ようやく一日の仕事が終わったと、肩をほぐしているところに、城内でも際立って冷たい表情の持ち主である双子の兄が、背後におどろおどろと渦巻く殺気を背負ってやってきたら誰だって驚くだろう。
 入れ違いに退出しようとしていた大将軍のマントの裾をむんずと掴み、へっぴり腰になりながら兄を見上げる。まったくもってホラーだ。自分を暗殺に来たといわれても不思議じゃない顔だ。
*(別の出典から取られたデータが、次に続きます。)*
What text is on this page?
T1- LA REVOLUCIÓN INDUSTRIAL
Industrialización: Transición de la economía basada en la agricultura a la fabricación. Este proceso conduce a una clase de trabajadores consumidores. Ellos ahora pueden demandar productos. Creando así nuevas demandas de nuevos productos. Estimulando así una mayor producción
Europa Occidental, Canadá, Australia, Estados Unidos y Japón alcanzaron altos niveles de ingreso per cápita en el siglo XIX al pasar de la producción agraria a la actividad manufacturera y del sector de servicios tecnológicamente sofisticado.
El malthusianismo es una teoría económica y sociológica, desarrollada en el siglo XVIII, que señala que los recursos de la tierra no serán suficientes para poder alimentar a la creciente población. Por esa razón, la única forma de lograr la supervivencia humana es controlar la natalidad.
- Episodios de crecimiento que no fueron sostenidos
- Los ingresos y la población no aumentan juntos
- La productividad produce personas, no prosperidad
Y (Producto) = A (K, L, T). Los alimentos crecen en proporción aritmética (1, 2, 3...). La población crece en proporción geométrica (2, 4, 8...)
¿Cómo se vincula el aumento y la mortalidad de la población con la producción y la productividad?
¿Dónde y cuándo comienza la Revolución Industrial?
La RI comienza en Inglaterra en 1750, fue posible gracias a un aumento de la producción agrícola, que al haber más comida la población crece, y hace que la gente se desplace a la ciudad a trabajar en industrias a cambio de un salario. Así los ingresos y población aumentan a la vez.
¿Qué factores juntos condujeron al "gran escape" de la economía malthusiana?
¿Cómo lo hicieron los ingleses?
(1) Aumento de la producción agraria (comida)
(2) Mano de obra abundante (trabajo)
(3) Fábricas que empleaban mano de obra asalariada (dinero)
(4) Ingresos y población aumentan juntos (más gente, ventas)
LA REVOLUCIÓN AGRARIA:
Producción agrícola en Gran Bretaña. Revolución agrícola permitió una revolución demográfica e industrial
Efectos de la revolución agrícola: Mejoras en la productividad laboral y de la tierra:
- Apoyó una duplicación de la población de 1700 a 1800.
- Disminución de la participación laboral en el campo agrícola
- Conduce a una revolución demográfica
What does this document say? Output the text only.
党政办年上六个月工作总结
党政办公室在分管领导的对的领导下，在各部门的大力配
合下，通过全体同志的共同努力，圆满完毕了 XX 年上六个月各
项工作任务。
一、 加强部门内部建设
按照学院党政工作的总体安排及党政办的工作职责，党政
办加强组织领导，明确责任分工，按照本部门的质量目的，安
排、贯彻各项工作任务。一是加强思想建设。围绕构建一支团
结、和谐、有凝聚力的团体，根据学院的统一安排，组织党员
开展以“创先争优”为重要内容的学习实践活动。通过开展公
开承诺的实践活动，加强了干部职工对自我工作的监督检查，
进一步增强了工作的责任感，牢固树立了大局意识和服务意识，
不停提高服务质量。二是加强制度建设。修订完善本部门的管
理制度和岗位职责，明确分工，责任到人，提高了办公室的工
 だが兄が大きな紙袋から取り出したのは、毒を塗った短刀ではなく、いくつもの酒瓶だった。
「……付き合え、ガッシュ」
 まだ飲んでいないはずなのに目が据わっているゼオンに、金色の王はこくこくと頷いた。ついでに、掴んだままの裾を引きずり寄せて、強制参加させることに決めた。ブラゴの怒りのこもった目はスルー決定だ。今に限っては重力の王より、紫電の雷帝のほうが恐ろしい。


「それで、いったい何があったのだ?」
 飲まずにやっていられるかという風に、酒瓶をラッパ飲みするゼオンに、ガッシュは恐る恐る尋ねた。飲まないとやっていられないのはこちらの方だと思いつつも、いつもと様子が違いすぎる兄が恐ろしくて、ろくに酒が進まない。ブラゴも同じ心境だろう。ゼオンが持ってきたのは、兄らしく質の良い物ばかりだったけれど、味わうどころではない。
 あのゼオンが!自分などよりはるかに王族らしく、上から下まできちんとしているゼオンが。徹底した実力本位で、情けの欠片もないと陰口を叩かれるほど、感情を表に出すことのないゼオンが。もちろんガッシュは兄が愛情深いことを知っているが、それでもこんな風にわかりやすく荒れることなどめったに ── ……。
「もしかして、デュフォーと何かあったのかの?」
「 ─── 貴様が悪い」
 貴様と呼びつけられたのは、黙ってつまみの塩を舐めていたブラゴだった。
「なんのいいがかりだ?」
「あれと話していただろうが。十日前の昼に、西の中庭の端で。貴様があいつに何かいって、あいつが珍しく笑って……」
 ああ……、と思い出した顔でブラゴが頷く。ゼオンは酒瓶をテーブルに叩きつけて、頭を抱えた。
「あんなことがなければ、オレは、オレは ──── っ」
「あんなことって、ブラゴ、お主何かしたのか?」
「ふざけるな。少し話をしただけだ。貴様こそ何をとち狂ってやがる」
 不快そうに顔をゆがめるブラゴに、ゼオンはしばらく何も答えなかった。頭を抱えたままうつむき、少ししてから顔を上げると、再び酒瓶を掴んで一気飲みした。
「ヌオオオ、ゼオン、落ち着くのだ!一気飲みはよくないと清麿がいっておったぞ」
「ガッシュ、お前、清麿と寝てるのか」
「ブフゥー!!」
「貴様はあの女を抱いてるんだろうな」
「死ぬか、お前」
「オレがデュフォーを抱きたいといったらどうする」
 しんと静まり返った。酒を噴き出しかけたガッシュも、レイスを発動しかけたブラゴも、動きを止めて雷帝を見つめた。酒瓶を掴んだまま俯いている ─── 顔を上げられないのだろう ─── 普段はいかなる窮地にも冷静沈着な王軍の元帥を。